Mom home from work with a haul

she picked up at the library on her lunch hour,

science fiction, space opera,

historical tales of people and things

far away in time and place,

the span of continent and a lifetime

away from me now,

yet with me still

in this catastrophe of poetry and life.


Akhmatova and Mayakovsky had The Stray Dog Cabaret

where one night the prima ballerina of Ballets Russes,

Karsavina, goddess of the air,

showed up and danced.

It happened in Atlanta.
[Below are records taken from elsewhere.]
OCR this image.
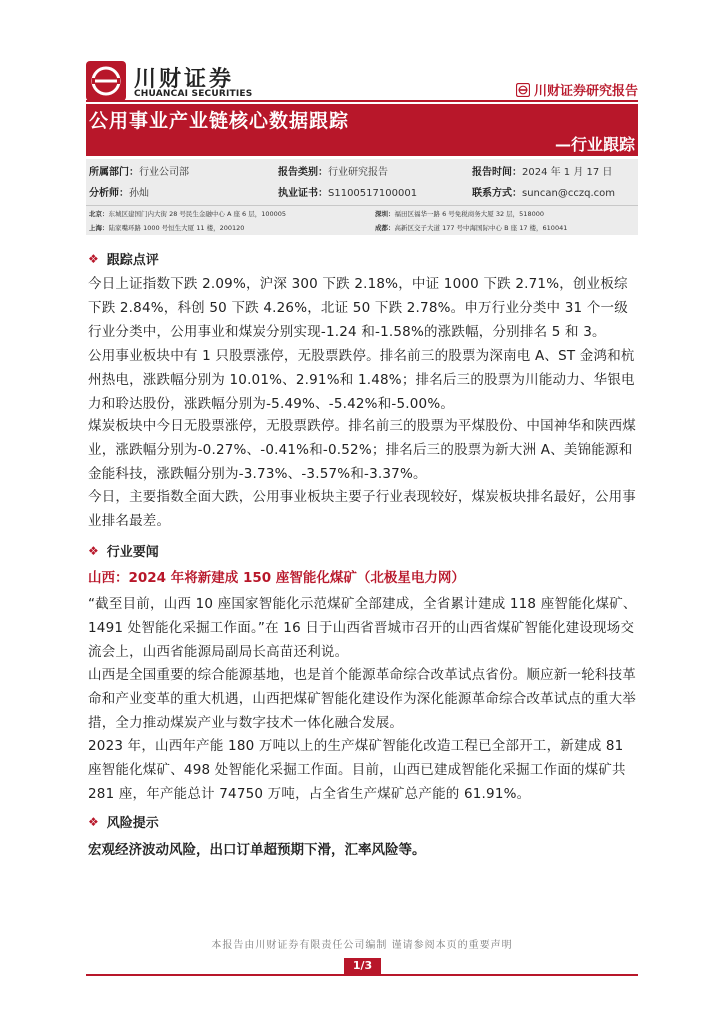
川财证券
CHUANCAI SECURITIES	川财证券研究报告
公用事业产业链核心数据跟踪
—行业跟踪
所属部门：行业公司部	报告类别：行业研究报告	报告时间：2024 年 1 月 17 日
分析师：孙灿	执业证书：S1100517100001	联系方式：suncan@cczq.com
北京：东城区建国门内大街 28 号民生金融中心 A 座 6 层，100005	深圳：福田区福华一路 6 号免税商务大厦 32 层，518000
上海：陆家嘴环路 1000 号恒生大厦 11 楼，200120	成都：高新区交子大道 177 号中海国际中心 B 座 17 楼，610041
❖ 跟踪点评
今日上证指数下跌 2.09%，沪深 300 下跌 2.18%，中证 1000 下跌 2.71%，创业板综下跌 2.84%，科创 50 下跌 4.26%，北证 50 下跌 2.78%。申万行业分类中 31 个一级行业分类中，公用事业和煤炭分别实现-1.24 和-1.58%的涨跌幅，分别排名 5 和 3。
公用事业板块中有 1 只股票涨停，无股票跌停。排名前三的股票为深南电 A、ST 金鸿和杭州热电，涨跌幅分别为 10.01%、2.91%和 1.48%；排名后三的股票为川能动力、华银电力和聆达股份，涨跌幅分别为-5.49%、-5.42%和-5.00%。
煤炭板块中今日无股票涨停，无股票跌停。排名前三的股票为平煤股份、中国神华和陕西煤业，涨跌幅分别为-0.27%、-0.41%和-0.52%；排名后三的股票为新大洲 A、美锦能源和金能科技，涨跌幅分别为-3.73%、-3.57%和-3.37%。
今日，主要指数全面大跌，公用事业板块主要子行业表现较好，煤炭板块排名最好，公用事业排名最差。
❖ 行业要闻
山西：2024 年将新建成 150 座智能化煤矿（北极星电力网）
“截至目前，山西 10 座国家智能化示范煤矿全部建成，全省累计建成 118 座智能化煤矿、1491 处智能化采掘工作面。”在 16 日于山西省晋城市召开的山西省煤矿智能化建设现场交流会上，山西省能源局副局长高苗还利说。
山西是全国重要的综合能源基地，也是首个能源革命综合改革试点省份。顺应新一轮科技革命和产业变革的重大机遇，山西把煤矿智能化建设作为深化能源革命综合改革试点的重大举措，全力推动煤炭产业与数字技术一体化融合发展。
2023 年，山西年产能 180 万吨以上的生产煤矿智能化改造工程已全部开工，新建成 81 座智能化煤矿、498 处智能化采掘工作面。目前，山西已建成智能化采掘工作面的煤矿共 281 座，年产能总计 74750 万吨，占全省生产煤矿总产能的 61.91%。
❖ 风险提示
宏观经济波动风险，出口订单超预期下滑，汇率风险等。
本报告由川财证券有限责任公司编制 谨请参阅本页的重要声明
1/3
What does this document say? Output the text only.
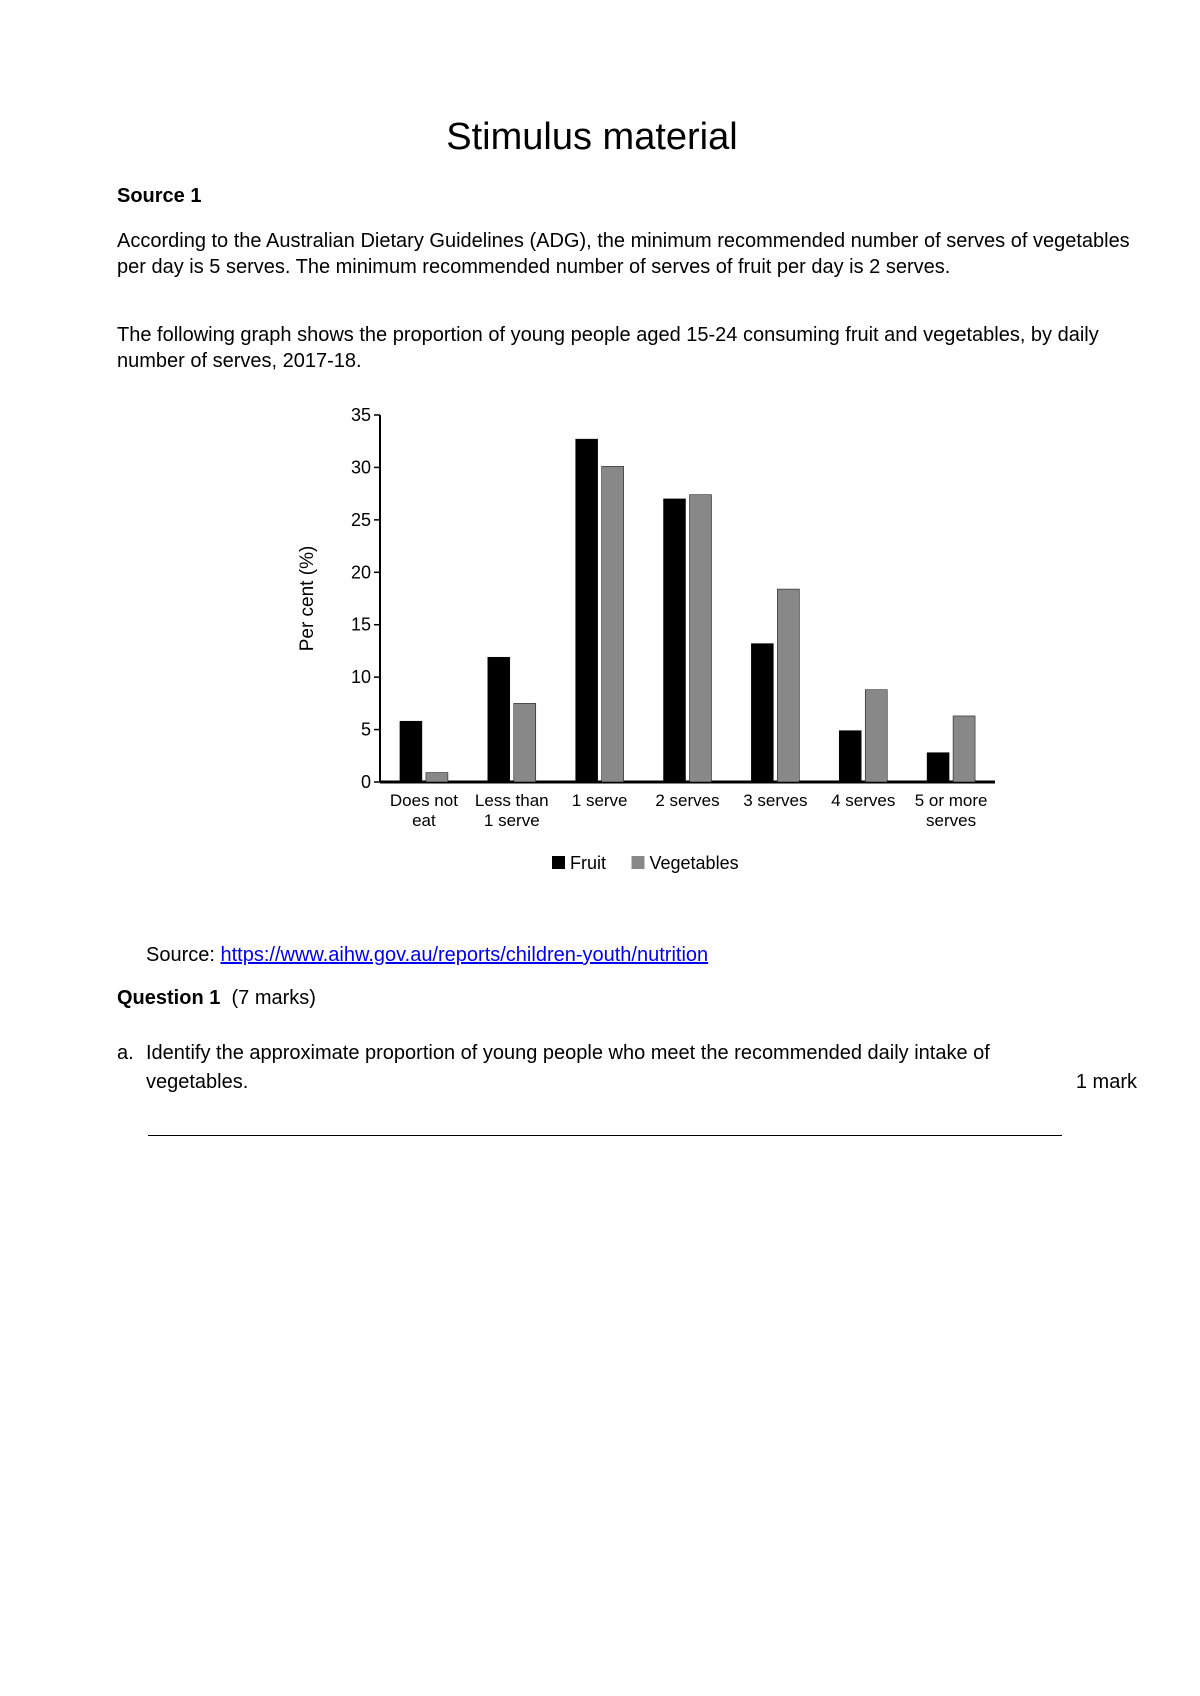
Stimulus material
Source 1

According to the Australian Dietary Guidelines (ADG), the minimum recommended number of serves of vegetables per day is 5 serves. The minimum recommended number of serves of fruit per day is 2 serves.

The following graph shows the proportion of young people aged 15-24 consuming fruit and vegetables, by daily number of serves, 2017-18.

0
5
10
15
20
25
30
35
Per cent (%)
Does not
eat
Less than
1 serve
1 serve 2 serves 3 serves 4 serves 5 or more
serves
Fruit Vegetables
Source: https://www.aihw.gov.au/reports/children-youth/nutrition
Question 1 (7 marks)
a. Identify the approximate proportion of young people who meet the recommended daily intake of vegetables.	1 mark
The Little 5 Points years.

Someone passed around a bottle.

I stepped to the stage

in a succession of dim-lit back rooms,

cafés, galleries, coffee dens,

where on a good night

audience outnumbered poets.

I sing Dead Angels, Debbie Hiers, the Dactyl,

Seaberg Skeleton Theater, acrobatic poetry,

Papa Bizzoso, Little Beirut,

Mama, Dada at 7 Stages,

bohemia where we could find it or make or imagine it,

some painters and some poets,

the odd piano player, an actor, a mime,

everyday intellectuals, barbarian literati

ever ready to storm barricades of decorum

and scandalize the bourgeoisie.


It took a while for a slow learner to figure out

that systematic derangement of the senses,

surrealist automatic writing,

exquisite corpses and the like,

a poetics of excess and delirium,

only takes you so far.

The season passed and I came away

somehow somewhat whole

with a few poems I like to think may be almost pretty good

and some friends who believe in me.


The modest laurels of a poet's life see me through

pandemic days and largely peaceful nights

of protest and mayhem that would set Bakúnin beside himself

were the old anarchist around to witness and gleefully join in

a creative urge to destroy, a mass hysteria that infects the air

indifferent to faction or wing.


Through the ashes of these years in their relentless passing

and the day's grim reckoning with human folly and frenzy,

I kept faith as best I could and like to think I keep it still,

conversing with Dickinson and Brontë,

Keats and Corso, Apollinaire, Rimbaud, Sam Beckett,

as Blake conversed with prophets and angels.


Out on the far left coast that gentle Portland breeze

floats through the window where I at my desk

visit again those Monet water lilies at the Museum of Modern Art,

a Ukrainian place in the East Village

where Brooklyn Judy took me for cannoli,

ferries to Staten Island, Sausalito, Bainbridge, the San Juans,

museums and gardens, boulevards and cafés of Paris,

vieux Lyon, Place Bellecour,

Dog Mountain in the rain

looking for those flowers said to bloom

briefly in spring,

scent of magnolia through bedroom window

sixty years gone,

Colonial Williamsburg with Mom

too few years before she stepped on a rainbow

at the age I now am,

here at the desk, pen put to page,

in and of the world, this lifetime of it.